O processo tem vindo a ser efectuado de forma faseada, apesar dos protestos dos sindicatos, sendo que hoje, segundo Mário Mourão, 15 trabalhadores tinham que se ter apresentado em Lisboa, enquanto mais de 20 têm como data para se mostrarem ao serviço o próximo dia 12 de Dezembro.  

"Recebi uma carta para me apresentar hoje em Lisboa, uma vez que o serviço que estava a desempenhar em Rio Meão foi deslocado para Lisboa e, portanto, era essa a alternativa que eu tinha. Ou essa ou a rescisão", disse aos jornalistas Jorge Macedo, há mais de 39 anos na banca e residente no Porto há cerca de 50.  

Dos 15 trabalhadores que hoje tinham que se apresentar em Lisboa, segundo Mário Mourão, só dois ou três é que compareceram no seu novo local de trabalho, que coincidiu com o começo de uma greve que vai decorrer "até que o Montepio se sente à mesa para negociar este processo", havendo também a possibilidade de uma providência cautelar.  

"Houve trabalhadores que se deviam ter apresentado no mês passado. O Montepio está a fazer isto dividindo e de forma a que os trabalhadores não tenham possibilidade de se juntar na luta e na defesa dos seus interesses", explicou o presidente do SBN.  

Jorge Macedo inverte os papéis: "O que é que os trabalhadores do Montepio Lisboa fariam se a administração do Montepio, por razões de economicidade, decidisse pôr os serviços centrais em Bragança ou em Madrid ou aqui no Porto?" 

De acordo com o agora funcionário do Montepio, "é um precedente muito grave que se abre em termos da banca, que permite a toda à banca e às seguradoras que quando quiserem despedir muitos trabalhadores que têm em carteira basta mudar a sede social e os trabalhadores são obrigados a irem".  

Em Setembro, o presidente da caixa económica, Tomás Correia, afirmou que "caso os funcionários não se apresentem em Lisboa, aplicam-se as normas decorrentes do contrato de trabalho.

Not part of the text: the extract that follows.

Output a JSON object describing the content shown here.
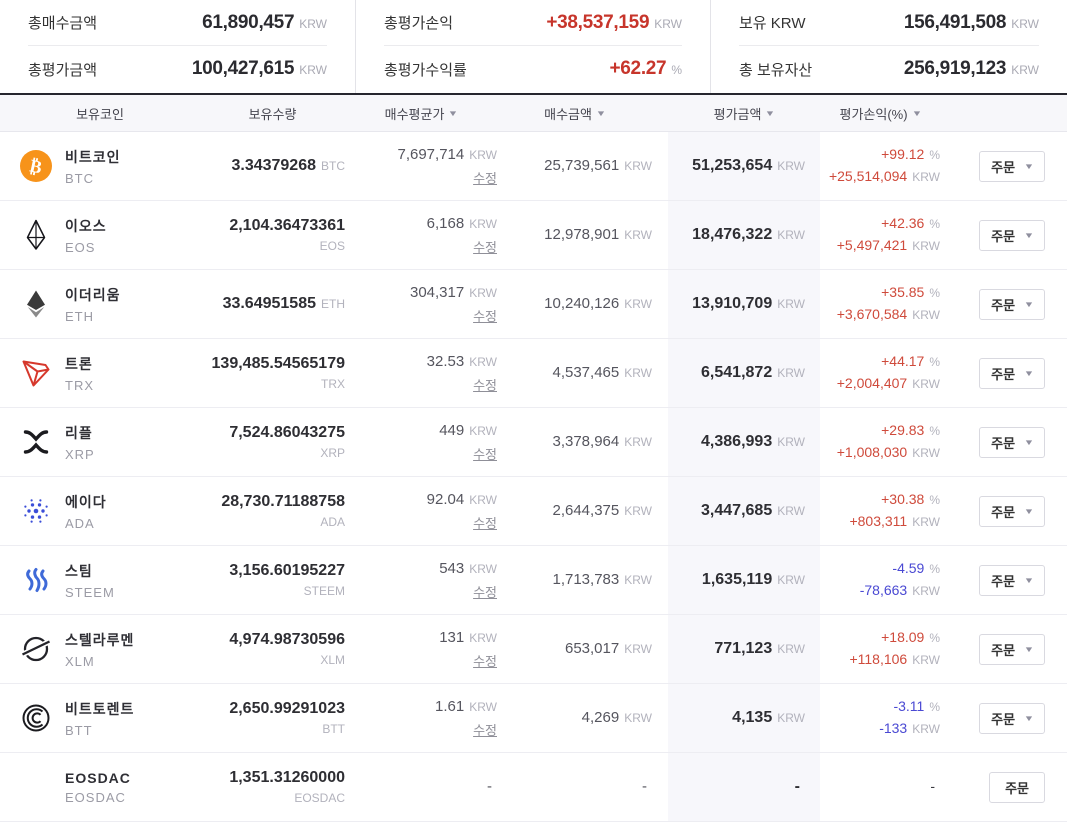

Isto significa que têm de se apresentar, senão têm de conversar com a instituição em ordem a encontrar uma solução que permita resolver os interesses da instituição e deles próprios".  

Na altura, fonte oficial do Montepio explicou à Lusa que "a transferência deve-se ao facto - desde sempre comunicado aos colaboradores que integravam o Finibanco - de ser necessário integrar as equipas e responder às necessidades orgânicas e operacionais da instituição".  

O Acordo Colectivo de Trabalho do Sector Bancário esclarece que uma instituição "pode transferir o trabalhador para outro local de trabalho dentro da mesma localidade ou para qualquer localidade do concelho onde resida", mas isso não pode ocorrer para outro concelho "se essa transferência causar prejuízo sério ao trabalhador, salvo se a transferência resultar da mudança total ou parcial do estabelecimento onde aquela presta serviço".